By James Irwin
NFL players are going broke in retirement, according to a multi-university study co-authored by George Washington University financial literacy expert Annamaria Lusardi, and though there are several reasons for this occurrence, all point to a lack of financial planning.
In a study of bankruptcy rates among NFL players, Dr. Lusardi, the Denit Trust Chair of Economics and Accountancy at GW’s School of Business, and researchers at the California Institute of Technology and the University of Washington used court records, news reports and other public documents to track 2,016 players drafted by NFL teams from 1996 to 2003. Nearly 2 percent were bankrupt within two years of retirement. Fifteen percent had filed for bankruptcy within 12 years of playing their final NFL game.
“These are people who, in a short career, have earned what a person with a college degree earns in a lifetime, if not more,” Dr. Lusardi said. “The reality is these people have earned enough to not have to work for the rest of their lives. But they go bankrupt. And they don’t go bankrupt 20 years down the road. It happens right away.”
The traditional life-cycle model of salary and savings—a gradual increase in income over decades, coupled with long-term planning—is put to an extreme test, she said, when workers earn a large amount of their lifetime income in a short burst and at a young age. Length of career and total earnings, according to the study, aren’t predictive of when, or how frequently, players will go bankrupt.
“That’s quite striking, and I think this kind of hints at this lack of financial sophistication,” Dr. Lusardi said. “The players who have long careers and higher incomes are the ones we don’t expect to go bankrupt. But they do, and they do at the same rate as the others. That’s an indication that the planning is not there.”
Financial literacy expert Annamaria Lusardi's study finds that 2% of NFL players are broke within two years of retirement.
Where the money goes depends on the player. But Dr. Lusardi has pieced together some thematic trends.

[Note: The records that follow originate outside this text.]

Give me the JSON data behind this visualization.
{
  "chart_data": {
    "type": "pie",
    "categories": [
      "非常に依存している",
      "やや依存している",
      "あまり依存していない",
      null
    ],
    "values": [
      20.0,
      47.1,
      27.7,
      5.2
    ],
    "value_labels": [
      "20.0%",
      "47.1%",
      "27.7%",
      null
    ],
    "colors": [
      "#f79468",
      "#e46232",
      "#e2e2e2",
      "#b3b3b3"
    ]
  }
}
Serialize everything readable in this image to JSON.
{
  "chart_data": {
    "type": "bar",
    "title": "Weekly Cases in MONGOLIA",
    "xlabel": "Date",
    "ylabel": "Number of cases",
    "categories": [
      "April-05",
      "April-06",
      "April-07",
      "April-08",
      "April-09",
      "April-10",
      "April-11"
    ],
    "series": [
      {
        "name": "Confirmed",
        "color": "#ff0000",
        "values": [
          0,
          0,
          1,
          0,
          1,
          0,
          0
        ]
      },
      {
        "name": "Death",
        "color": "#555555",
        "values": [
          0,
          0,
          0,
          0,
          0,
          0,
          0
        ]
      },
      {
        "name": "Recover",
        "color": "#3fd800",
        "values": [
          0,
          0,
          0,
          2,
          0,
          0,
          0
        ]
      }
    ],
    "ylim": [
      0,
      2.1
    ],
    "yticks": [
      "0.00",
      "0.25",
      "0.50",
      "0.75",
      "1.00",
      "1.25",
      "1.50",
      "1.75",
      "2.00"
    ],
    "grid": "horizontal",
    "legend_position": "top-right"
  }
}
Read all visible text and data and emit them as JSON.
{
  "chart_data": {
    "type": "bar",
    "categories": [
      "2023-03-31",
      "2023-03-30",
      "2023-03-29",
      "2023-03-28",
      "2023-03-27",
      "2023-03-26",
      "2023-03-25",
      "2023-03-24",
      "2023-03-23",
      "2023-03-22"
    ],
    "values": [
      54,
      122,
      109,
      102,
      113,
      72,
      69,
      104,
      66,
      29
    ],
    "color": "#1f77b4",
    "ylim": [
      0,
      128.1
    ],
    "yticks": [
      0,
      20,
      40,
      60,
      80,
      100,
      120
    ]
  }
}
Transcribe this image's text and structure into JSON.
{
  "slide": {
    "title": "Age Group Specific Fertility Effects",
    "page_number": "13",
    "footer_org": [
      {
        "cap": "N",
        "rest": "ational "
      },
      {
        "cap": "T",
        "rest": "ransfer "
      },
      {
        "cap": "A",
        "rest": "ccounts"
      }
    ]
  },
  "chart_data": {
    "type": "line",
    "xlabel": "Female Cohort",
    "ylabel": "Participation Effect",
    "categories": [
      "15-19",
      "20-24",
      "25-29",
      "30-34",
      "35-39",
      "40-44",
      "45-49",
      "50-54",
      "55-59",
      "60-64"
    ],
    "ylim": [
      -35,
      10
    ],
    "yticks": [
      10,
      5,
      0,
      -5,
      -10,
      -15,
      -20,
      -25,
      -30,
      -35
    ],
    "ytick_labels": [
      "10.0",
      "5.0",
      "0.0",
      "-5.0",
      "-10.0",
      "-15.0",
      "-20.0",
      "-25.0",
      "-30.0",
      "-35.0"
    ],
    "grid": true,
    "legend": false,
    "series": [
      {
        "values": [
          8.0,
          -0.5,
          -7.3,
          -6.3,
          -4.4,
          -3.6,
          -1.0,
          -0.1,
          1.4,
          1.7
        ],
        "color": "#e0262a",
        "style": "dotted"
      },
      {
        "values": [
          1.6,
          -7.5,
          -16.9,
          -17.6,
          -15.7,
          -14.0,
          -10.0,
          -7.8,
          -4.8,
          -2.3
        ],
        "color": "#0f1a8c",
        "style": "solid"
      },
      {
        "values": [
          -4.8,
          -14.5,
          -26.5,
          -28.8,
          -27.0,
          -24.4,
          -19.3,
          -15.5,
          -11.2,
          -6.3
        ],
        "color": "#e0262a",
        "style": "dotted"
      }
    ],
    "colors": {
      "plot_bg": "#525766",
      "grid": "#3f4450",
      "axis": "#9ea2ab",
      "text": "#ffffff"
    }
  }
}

Bad real estate or entrepreneurial investments are common catalysts for financial problems among ex-athletes, she said.
“They are used to risk, it doesn’t bother them,” she said of NFL players. “But these are areas where they don’t have much expertise.”
The abruptness of how quickly the income starts and stops—the median earnings of the players in the report was $3.2 million (in 2000 dollars) and the average length of an NFL career is six years for a player who makes a club’s opening-day roster, according to the league—is all the more reason for players to plan for their financial future, Dr. Lusardi said. Even among the professional athletes she’s worked with—a group that wishes to pursue advanced education in personal finance—there is a clear lack of planning for the next phase of life.
“There was no sense of how far the money would go,” she said. “What they have can end in a minute, sometimes because of injury. That’s a reason they should save even more. But for them, that next stage of life is very long and so managing money is a more complex decision. They don’t realize it’s enough for a lifetime if it’s properly managed.”
Within the general population, Dr. Lusardi said, young adults are the least knowledgeable about financial matters. It’s an area she works to improve through the GW Global Financial Literacy Excellence Center. Young professional athletes—surrounded by coaches, nutritionists and trainers and kept on strict schedules—are the perfect audience for early training in financial health, she argued.
“Athletes, more than anyone, understand the connection between effort and result,” she said. “You don’t improvise. Your success relies on your training and how much you prepare. Financial decision-making is about consistency, diligence, exercising self-control. These are things athletes are trained to do. It would give the athlete one more skill to succeed in their job and in life.”